High-frequency oscillatory ventilation (HFOV)

  • High-frequency oscillatory ventilation (HFOV) is a technique of ventilation which is characterized by the application of small tidal volumes (1-4ml/kg) combined with a high respiratory rate (at a frequency of 3 – 15 Hz, 100-900 breaths per minute).
  • Types of HFOV include high-frequency percussive ventilation and high-frequency jet ventilation.

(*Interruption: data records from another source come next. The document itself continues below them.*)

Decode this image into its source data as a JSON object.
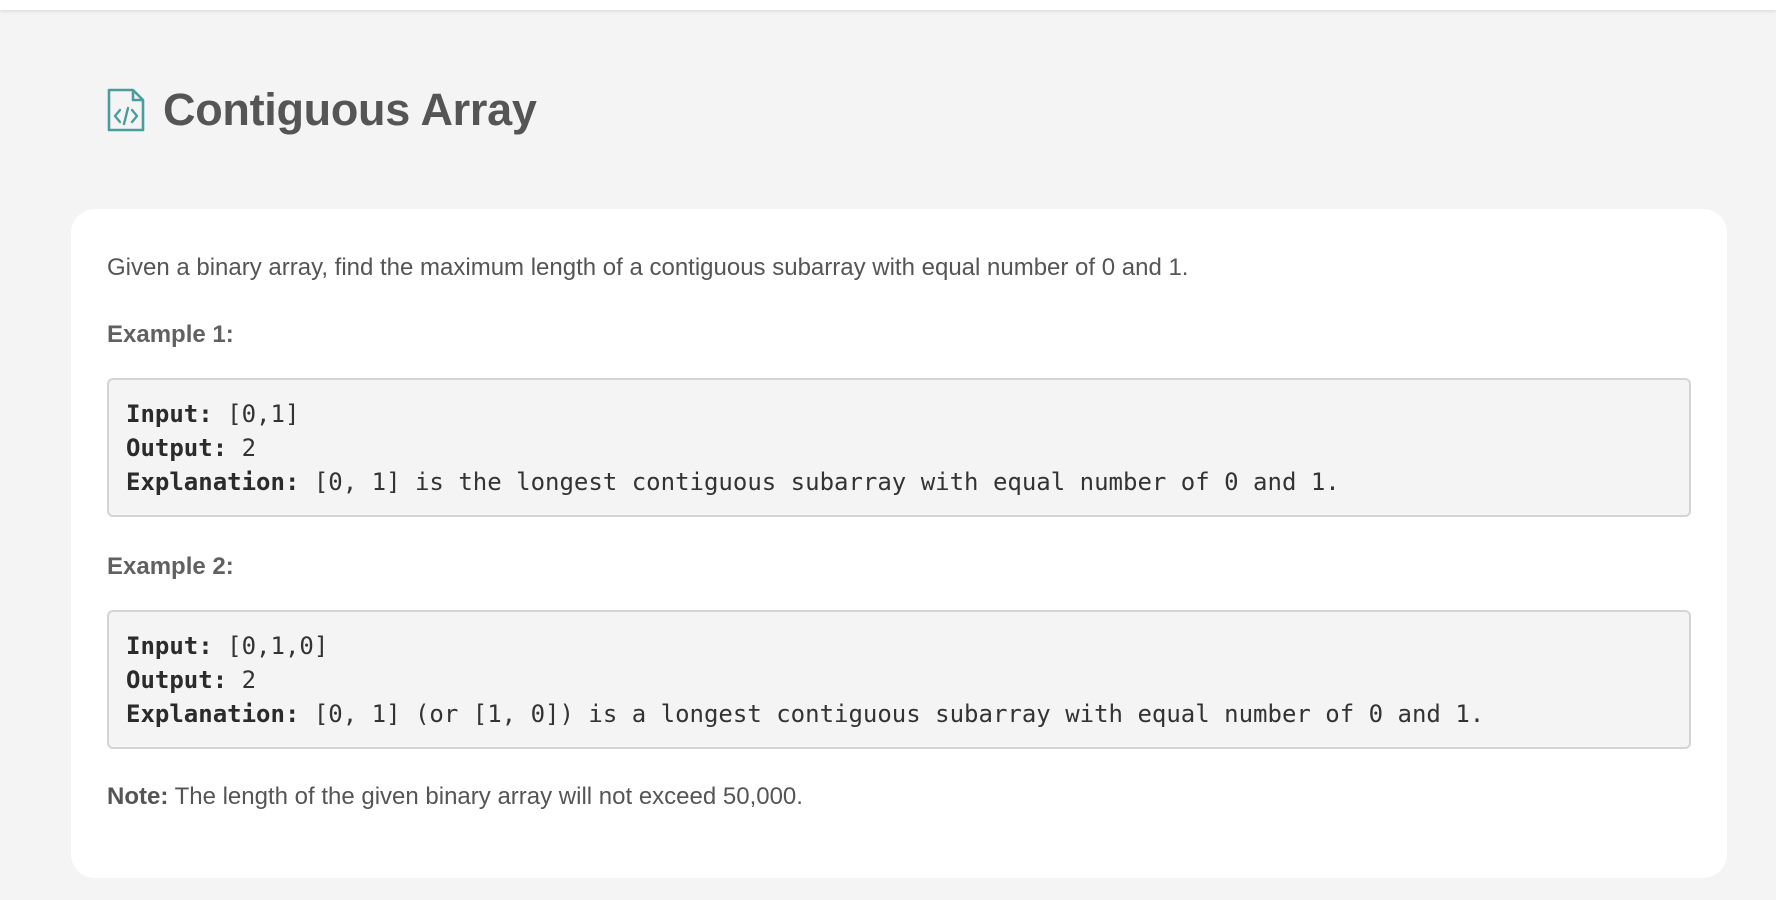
{
  "page": {
    "title": "Contiguous Array",
    "icon": "code-file-icon",
    "accent_color": "#4a9d9c"
  },
  "problem": {
    "description": "Given a binary array, find the maximum length of a contiguous subarray with equal number of 0 and 1.",
    "examples": [
      {
        "heading": "Example 1:",
        "input_label": "Input:",
        "input_value": " [0,1]",
        "output_label": "Output:",
        "output_value": " 2",
        "explanation_label": "Explanation:",
        "explanation_value": " [0, 1] is the longest contiguous subarray with equal number of 0 and 1."
      },
      {
        "heading": "Example 2:",
        "input_label": "Input:",
        "input_value": " [0,1,0]",
        "output_label": "Output:",
        "output_value": " 2",
        "explanation_label": "Explanation:",
        "explanation_value": " [0, 1] (or [1, 0]) is a longest contiguous subarray with equal number of 0 and 1."
      }
    ],
    "note_label": "Note:",
    "note_text": " The length of the given binary array will not exceed 50,000."
  }
}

  • HFOV maintains oxygenation by inflating the lungs at high pressure and clears carbon dioxide in small volumes at high frequencies thus facilitating alveolar recruitment. This homogenous distribution reduces the risk of hyperinflation and ventilator-induced lung injury (VILI).
  • Sedation and neuromuscular blockers must be used to avoid patient-ventilator asynchrony.
  • This technique is contraindicated in patients with chronic obstructive lung disorders (COPD).
  • Although it showed improvement in oxygenation, the mortality benefit of this technique is unknown.